Andrews echoed, "Carbonic acid is naturally present in rainfall and will react with copper thus making those green stains on the statue. Being located further down south doesn't help the monument either. Chemical attacks will occur faster because of the seasonal temperatures. Higher temperatures speed up weathering and damage."

According to the National Park Service, wax is applied to the monument at least once a year to protect and preserve the metal like wearing a raincoat to protect yourself from getting wet.

4. The Statue of Liberty (New York, N.Y.)

Often associated with the city of New York, Lady Liberty stands tall amidst the Hudson River. The monument was originally a gift given to America from France in recognition of the "friendship established during the American Revolution," according to the U.S. National Park Service (NPS).

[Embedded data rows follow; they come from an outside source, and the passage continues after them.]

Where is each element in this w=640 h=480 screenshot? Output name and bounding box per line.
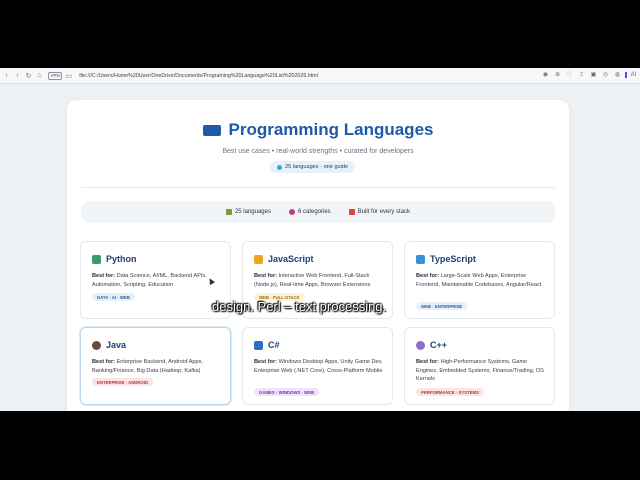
page-subtitle: Best use cases • real-world strengths • …	[222, 148, 414, 155]
language-description: Best for: Data Science, AI/ML, Backend A…	[92, 272, 224, 289]
language-description: Best for: Large-Scale Web Apps, Enterpri…	[416, 272, 548, 289]
lightning-icon	[254, 254, 263, 264]
stat-stack: Built for every stack	[348, 209, 411, 215]
rocket-icon	[348, 209, 355, 215]
language-description: Best for: Windows Desktop Apps, Unity Ga…	[254, 358, 386, 375]
best-for-label: Best for:	[92, 273, 115, 279]
language-name: Python	[106, 254, 137, 264]
camera-icon[interactable]: ◉	[541, 71, 550, 78]
vpn-badge[interactable]: VPN	[48, 71, 63, 80]
language-card-java[interactable]: Java Best for: Enterprise Backend, Andro…	[80, 327, 231, 405]
book-icon	[416, 254, 425, 264]
account-icon[interactable]: ◎	[601, 71, 610, 78]
language-description: Best for: Interactive Web Frontend, Full…	[254, 272, 386, 289]
best-for-label: Best for:	[254, 359, 277, 365]
forward-icon[interactable]: ›	[13, 71, 22, 80]
language-name: C#	[268, 340, 280, 350]
language-card-typescript[interactable]: TypeScript Best for: Large-Scale Web App…	[404, 241, 555, 319]
page-header: Programming Languages	[67, 120, 569, 140]
best-for-label: Best for:	[254, 273, 277, 279]
language-name: TypeScript	[430, 254, 476, 264]
category-tag: PERFORMANCE · SYSTEMS	[416, 388, 485, 396]
books-icon	[225, 209, 232, 215]
category-tag: DATA · AI · WEB	[92, 293, 135, 301]
language-card-cpp[interactable]: C++ Best for: High-Performance Systems, …	[404, 327, 555, 405]
language-name: JavaScript	[268, 254, 314, 264]
stats-bar: 25 languages 6 categories Built for ever…	[81, 201, 555, 223]
best-for-label: Best for:	[92, 359, 115, 365]
divider	[81, 187, 555, 188]
browser-toolbar: ‹ › ↻ ⌂ VPN ▭ file:///C:/Users/Home%20Us…	[0, 68, 640, 84]
category-tag: GAMES · WINDOWS · WEB	[254, 388, 320, 396]
extension-icon[interactable]: ◍	[613, 71, 622, 78]
category-tag: ENTERPRISE · ANDROID	[92, 378, 154, 386]
ai-button[interactable]: AI	[625, 71, 638, 78]
language-description: Best for: High-Performance Systems, Game…	[416, 358, 548, 384]
wallet-icon[interactable]: ▣	[589, 71, 598, 78]
laptop-icon	[202, 124, 221, 136]
stat-languages: 25 languages	[225, 209, 271, 215]
best-for-label: Best for:	[416, 359, 439, 365]
java-icon	[92, 340, 101, 350]
page-title: Programming Languages	[228, 120, 434, 139]
stat-label: 6 categories	[298, 209, 331, 215]
square-icon	[254, 340, 263, 350]
reload-icon[interactable]: ↻	[24, 71, 33, 80]
language-name: C++	[430, 340, 448, 350]
address-bar[interactable]: file:///C:/Users/Home%20User/OneDrive/Do…	[79, 73, 317, 79]
zoom-icon[interactable]: ⊕	[553, 71, 562, 78]
languages-pill-label: 25 languages · one guide	[285, 164, 349, 170]
file-icon: ▭	[65, 72, 73, 80]
category-tag: WEB · ENTERPRISE	[416, 302, 468, 310]
languages-pill: 25 languages · one guide	[270, 161, 356, 173]
language-description: Best for: Enterprise Backend, Android Ap…	[92, 358, 224, 375]
python-icon	[92, 254, 101, 264]
content-page: Programming Languages Best use cases • r…	[67, 100, 569, 411]
language-name: Java	[106, 340, 127, 350]
stat-label: Built for every stack	[357, 209, 411, 215]
stat-label: 25 languages	[234, 209, 271, 215]
stat-categories: 6 categories	[289, 209, 331, 215]
browser-window: ‹ › ↻ ⌂ VPN ▭ file:///C:/Users/Home%20Us…	[0, 68, 640, 411]
gear-icon	[416, 340, 425, 350]
back-icon[interactable]: ‹	[2, 71, 11, 80]
globe-icon	[277, 164, 282, 170]
video-caption: design. Perl – text processing.	[212, 299, 387, 314]
target-icon	[289, 209, 295, 215]
home-icon[interactable]: ⌂	[35, 71, 44, 80]
best-for-label: Best for:	[416, 273, 439, 279]
language-card-csharp[interactable]: C# Best for: Windows Desktop Apps, Unity…	[242, 327, 393, 405]
heart-icon[interactable]: ♡	[565, 71, 574, 78]
share-icon[interactable]: ⇪	[577, 71, 586, 78]
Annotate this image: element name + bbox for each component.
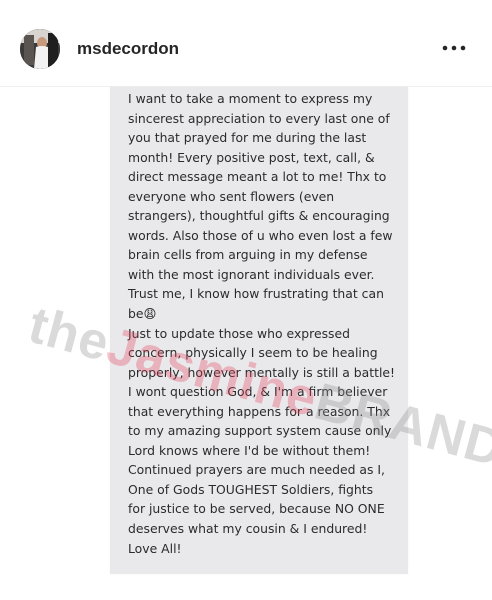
username[interactable]: msdecordon: [77, 39, 179, 59]
more-horizontal-icon: [442, 45, 466, 51]
post-image[interactable]: I want to take a moment to express my si…: [0, 87, 492, 600]
note-text: I want to take a moment to express my si…: [128, 91, 395, 556]
watermark-part-1: the: [22, 295, 116, 373]
avatar[interactable]: [20, 29, 60, 69]
avatar-photo: [20, 29, 60, 69]
post-header: msdecordon: [0, 0, 492, 87]
instagram-post: msdecordon I want to take a moment to ex…: [0, 0, 492, 600]
more-options-button[interactable]: [441, 35, 467, 61]
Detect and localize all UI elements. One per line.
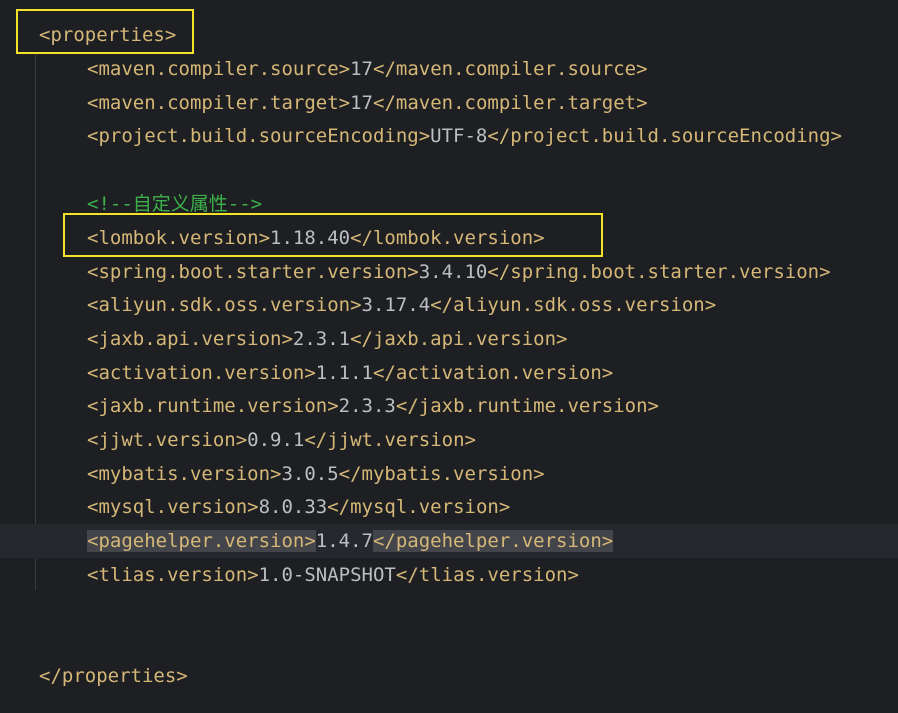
open-tag: <mybatis.version> <box>87 463 282 485</box>
properties-highlight-box <box>16 9 194 54</box>
property-value: 1.1.1 <box>315 362 373 384</box>
close-tag: </project.build.sourceEncoding> <box>487 125 842 147</box>
close-tag-matched: </pagehelper.version> <box>372 530 614 552</box>
open-tag: <jaxb.runtime.version> <box>87 395 339 417</box>
close-tag: </mybatis.version> <box>338 463 545 485</box>
close-tag: </tlias.version> <box>395 564 579 586</box>
property-value: 17 <box>350 58 373 80</box>
close-tag: </maven.compiler.target> <box>373 92 648 114</box>
property-value: 3.17.4 <box>361 294 431 316</box>
close-tag: </aliyun.sdk.oss.version> <box>430 294 717 316</box>
code-editor[interactable]: <properties> <maven.compiler.source>17</… <box>0 0 898 713</box>
close-tag: </spring.boot.starter.version> <box>487 261 831 283</box>
code-line-compiler-target[interactable]: <maven.compiler.target>17</maven.compile… <box>0 86 898 120</box>
close-tag: </mysql.version> <box>327 496 511 518</box>
open-tag: <maven.compiler.target> <box>87 92 351 114</box>
property-value: 3.0.5 <box>281 463 339 485</box>
property-value: 3.4.10 <box>418 261 488 283</box>
open-tag-matched: <pagehelper.version> <box>87 530 316 552</box>
property-value: 2.3.3 <box>338 395 396 417</box>
open-tag: <spring.boot.starter.version> <box>87 261 419 283</box>
property-value: UTF-8 <box>430 125 488 147</box>
open-tag: <jaxb.api.version> <box>87 328 293 350</box>
property-value: 0.9.1 <box>247 429 305 451</box>
code-line-mysql[interactable]: <mysql.version>8.0.33</mysql.version> <box>0 490 898 524</box>
code-line-source-encoding[interactable]: <project.build.sourceEncoding>UTF-8</pro… <box>0 119 898 153</box>
code-line-jaxb-api[interactable]: <jaxb.api.version>2.3.1</jaxb.api.versio… <box>0 322 898 356</box>
open-tag: <activation.version> <box>87 362 316 384</box>
code-line-jaxb-runtime[interactable]: <jaxb.runtime.version>2.3.3</jaxb.runtim… <box>0 389 898 423</box>
open-tag: <mysql.version> <box>87 496 259 518</box>
lombok-highlight-box <box>63 213 603 257</box>
open-tag: <aliyun.sdk.oss.version> <box>87 294 362 316</box>
code-line-jjwt[interactable]: <jjwt.version>0.9.1</jjwt.version> <box>0 423 898 457</box>
open-tag: <project.build.sourceEncoding> <box>87 125 431 147</box>
property-value: 17 <box>350 92 373 114</box>
open-tag: <maven.compiler.source> <box>87 58 351 80</box>
open-tag: <tlias.version> <box>87 564 259 586</box>
close-tag: </jaxb.runtime.version> <box>395 395 659 417</box>
code-line-compiler-source[interactable]: <maven.compiler.source>17</maven.compile… <box>0 52 898 86</box>
code-line-properties-close[interactable]: </properties> <box>0 659 898 693</box>
property-value: 2.3.1 <box>292 328 351 350</box>
close-tag: </jjwt.version> <box>304 429 476 451</box>
code-line-mybatis[interactable]: <mybatis.version>3.0.5</mybatis.version> <box>0 457 898 491</box>
property-value: 8.0.33 <box>258 496 328 518</box>
code-line-pagehelper-current[interactable]: <pagehelper.version>1.4.7</pagehelper.ve… <box>0 524 898 558</box>
code-line-activation[interactable]: <activation.version>1.1.1</activation.ve… <box>0 356 898 390</box>
open-tag: <jjwt.version> <box>87 429 248 451</box>
code-line-tlias[interactable]: <tlias.version>1.0-SNAPSHOT</tlias.versi… <box>0 558 898 592</box>
close-tag: </activation.version> <box>372 362 614 384</box>
code-line-aliyun-sdk-oss[interactable]: <aliyun.sdk.oss.version>3.17.4</aliyun.s… <box>0 288 898 322</box>
close-tag: </maven.compiler.source> <box>373 58 648 80</box>
property-value: 1.4.7 <box>315 530 373 552</box>
properties-close-tag: </properties> <box>39 665 188 687</box>
property-value: 1.0-SNAPSHOT <box>258 564 396 586</box>
close-tag: </jaxb.api.version> <box>350 328 568 350</box>
code-line-spring-boot-starter[interactable]: <spring.boot.starter.version>3.4.10</spr… <box>0 255 898 289</box>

The Statue of Liberty stands on Liberty Island in New York Harbor, where it was dedicated in 1886 as a gift to the American people from France. (Image credit: Statue of Liberty photo via Shutterstock)

After years of being exposed to the elements, the Statue of Liberty has experienced severe amounts of natural weathering. Entirely made of copper, years of rain has turned the once-bronze exterior green.

"Copper reacts with oxygen causing carbonation. Normal rain water reacts with the copper and the wetness makes it dissolve. Water puts the reactants in direct contact with each other," said Andrews.

The green coloring occurs due to chemical reactions between water and metal.

The addition of pollutants in the air also speeds up this chemical reaction process. Weather-related repairs were made in 1937 because water leaked into the base, and careful maintenance over the years has protected the statue from further weathering issues.

5. The Sphinx (Giza, Egypt)

Built in the ancient Egyptian period known as the Old Kingdom (c. 2686-2134 BC), the great Sphinx is now eroding before our very eyes. Its location, the Giza Plateau, has an eastward sloping topography.

The Sphinx and the Great Pyramid of Giza, Egypt are pictured here. USGS and University of Pennsylvania research shows that ancient pollen and charcoal preserved in deeply buried sediments in Egypt's Nile Delta document the region’s ancient droughts and fires, including a huge drought 4,200 years ago associated with the demise of Egypt's Old Kingdom, the era known as the pyramid-building time. (Image credit: Benjamin P. Horton , University of Pennsylvania)

The topography surrounding the monument has created a natural rainwater run-off into the west part of the Sphinx that has added to the eroding limestone for years.

"They do get a rare torrential downpour in the desert, so yes, rain and run-off do happen," said Andrews.

Erosion by water is not the only issue the Sphinx is undergoing, Andrews warned. "Being in the desert, in that exposed environment, a lot can move especially with high winds. It's kin to sandblasting, that sand, being a grainy material, it's like a hand with a tool in it. Damage will be done."

Another water-related issue the porous rock of the Sphinx faces is ground water. Andrews said, "Salt-laden groundwater can wick up into porous rock from the salt in the soil. Moisture isn't good for this type of large structures."

Years have passed, and these monuments have survived. However, some of them may have a shorter lifespan than we think. Andrews warned not to take the lifetime of these monuments for granted. "Anything on Earth that is man-made or sticking up will be attacked by the elements. Atmospheric forces will take their toll," Andrews said.